Les Blasphèmes/Le Mystère de la Création

Les Blasphèmes
G. Charpentier et Cie, éditeur (p. 70-71).

II

LE MYSTÈRE DE LA CRÉATION

Vous ne connaissez pas le grand X ! Hein ! quoi ! Non ?
Non, pas même de vue ; et pas même de nom,
Car il n’en a pas. Mais, qu’importe ? C’est un être
Dont on raconte un tas de faits qu’il faut connaître.
On dit même que dans des temps peu reculés,
Pour n’y pas avoir cru d’aucuns furent brûlés.
Voyons donc quelques traits de sa biographie.
C’est d’un cœur simple et pur que je les versifie.
Un soir que le grand X avait mangé beaucoup
Et beaucoup bu, gavé jusques en haut du cou,
L’estomac alourdi, la pense ballonnée,
Il se plaignit de son amère destinée.
En effet, rien n’étant, le bougre n’avait pas
De cuvette où vomir le trop de son repas.
D’ailleurs, pour en chercher, il était sans lumière.
Mais, bah ! Quand on s’appelle X, la Cause Première,
On trouve contre tout des trucs illimités.

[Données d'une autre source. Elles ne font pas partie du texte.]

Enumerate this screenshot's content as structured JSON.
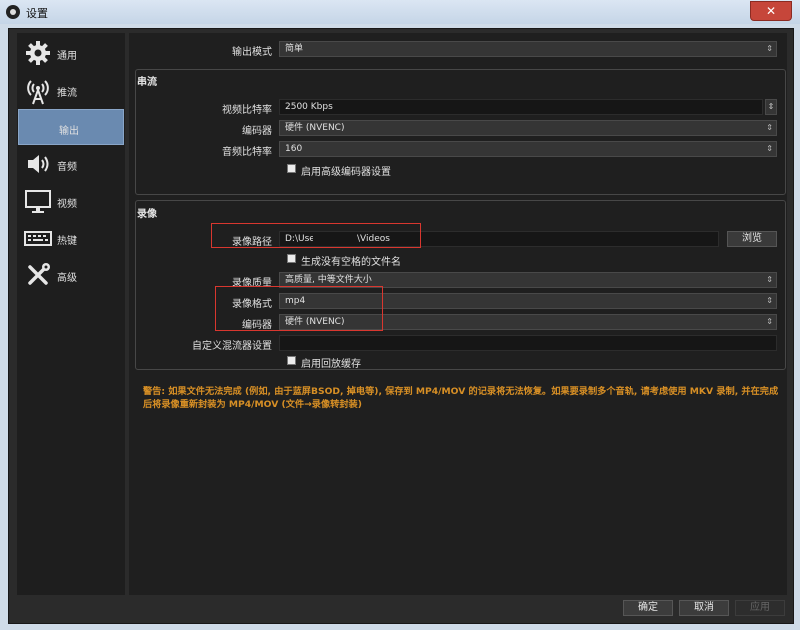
{
  "window": {
    "title": "设置",
    "close": "✕"
  },
  "sidebar": {
    "items": [
      {
        "label": "通用",
        "icon": "gear-icon"
      },
      {
        "label": "推流",
        "icon": "antenna-icon"
      },
      {
        "label": "输出",
        "icon": "output-icon",
        "active": true
      },
      {
        "label": "音频",
        "icon": "speaker-icon"
      },
      {
        "label": "视频",
        "icon": "monitor-icon"
      },
      {
        "label": "热键",
        "icon": "keyboard-icon"
      },
      {
        "label": "高级",
        "icon": "tools-icon"
      }
    ]
  },
  "output_mode": {
    "label": "输出模式",
    "value": "简单"
  },
  "streaming": {
    "title": "串流",
    "video_bitrate": {
      "label": "视频比特率",
      "value": "2500 Kbps"
    },
    "encoder": {
      "label": "编码器",
      "value": "硬件 (NVENC)"
    },
    "audio_bitrate": {
      "label": "音频比特率",
      "value": "160"
    },
    "advanced": {
      "label": "启用高级编码器设置",
      "checked": false
    }
  },
  "recording": {
    "title": "录像",
    "path": {
      "label": "录像路径",
      "value_start": "D:\\User",
      "value_end": "\\Videos"
    },
    "browse": "浏览",
    "no_space": {
      "label": "生成没有空格的文件名",
      "checked": false
    },
    "quality": {
      "label": "录像质量",
      "value": "高质量, 中等文件大小"
    },
    "format": {
      "label": "录像格式",
      "value": "mp4"
    },
    "encoder": {
      "label": "编码器",
      "value": "硬件 (NVENC)"
    },
    "muxer": {
      "label": "自定义混流器设置",
      "value": ""
    },
    "replay": {
      "label": "启用回放缓存",
      "checked": false
    }
  },
  "warning": "警告: 如果文件无法完成 (例如, 由于蓝屏BSOD, 掉电等), 保存到 MP4/MOV 的记录将无法恢复。如果要录制多个音轨, 请考虑使用 MKV 录制, 并在完成后将录像重新封装为 MP4/MOV (文件→录像转封装)",
  "buttons": {
    "ok": "确定",
    "cancel": "取消",
    "apply": "应用"
  },
  "colors": {
    "highlight": "#d9372f",
    "warning": "#d78f25",
    "active_nav": "#6a8ab0"
  }
}
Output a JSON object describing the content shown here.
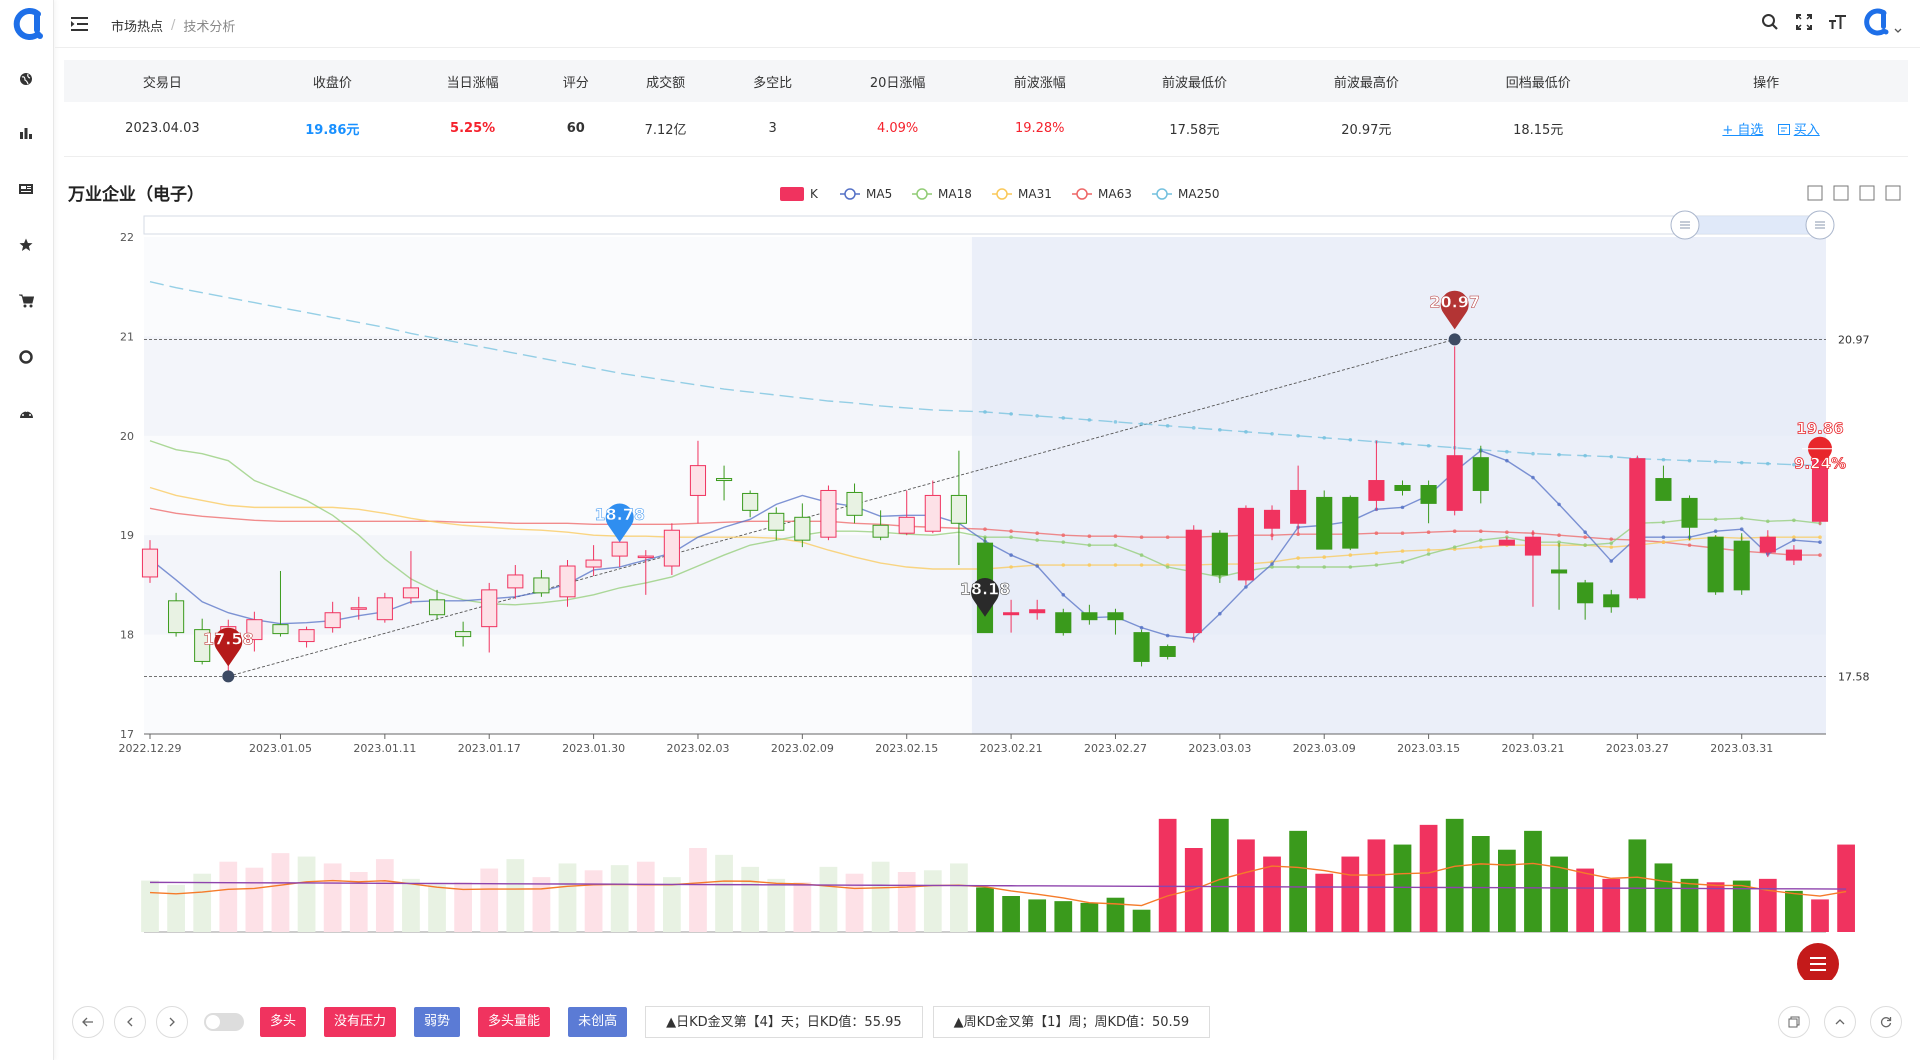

Il y réfléchit deux ou trois éternités.
Puis il saisit ce rien qui n’était pas encore,
Ce rien mystérieux que son néant décore,
Ce rien, sans doute las d’être un rien incompris,
Ce rien qui n’est que rien pour nous, faibles esprits,
Mais qui devait pourtant être un peu quelque chose ;
Car il le prit, lui, l’X, lui, la Première Cause,
Souffla dessus, lui mit un endroit, un envers,
En fit une cuvette et vomit l’univers.
Voilà, certe, une étrange et ridicule histoire.
Dire que c’est pourtant la vérité notoire
Des prêtres, qui, parlant de cet acte profond,
S’ils changent les détails, sont d’accord sur le fond !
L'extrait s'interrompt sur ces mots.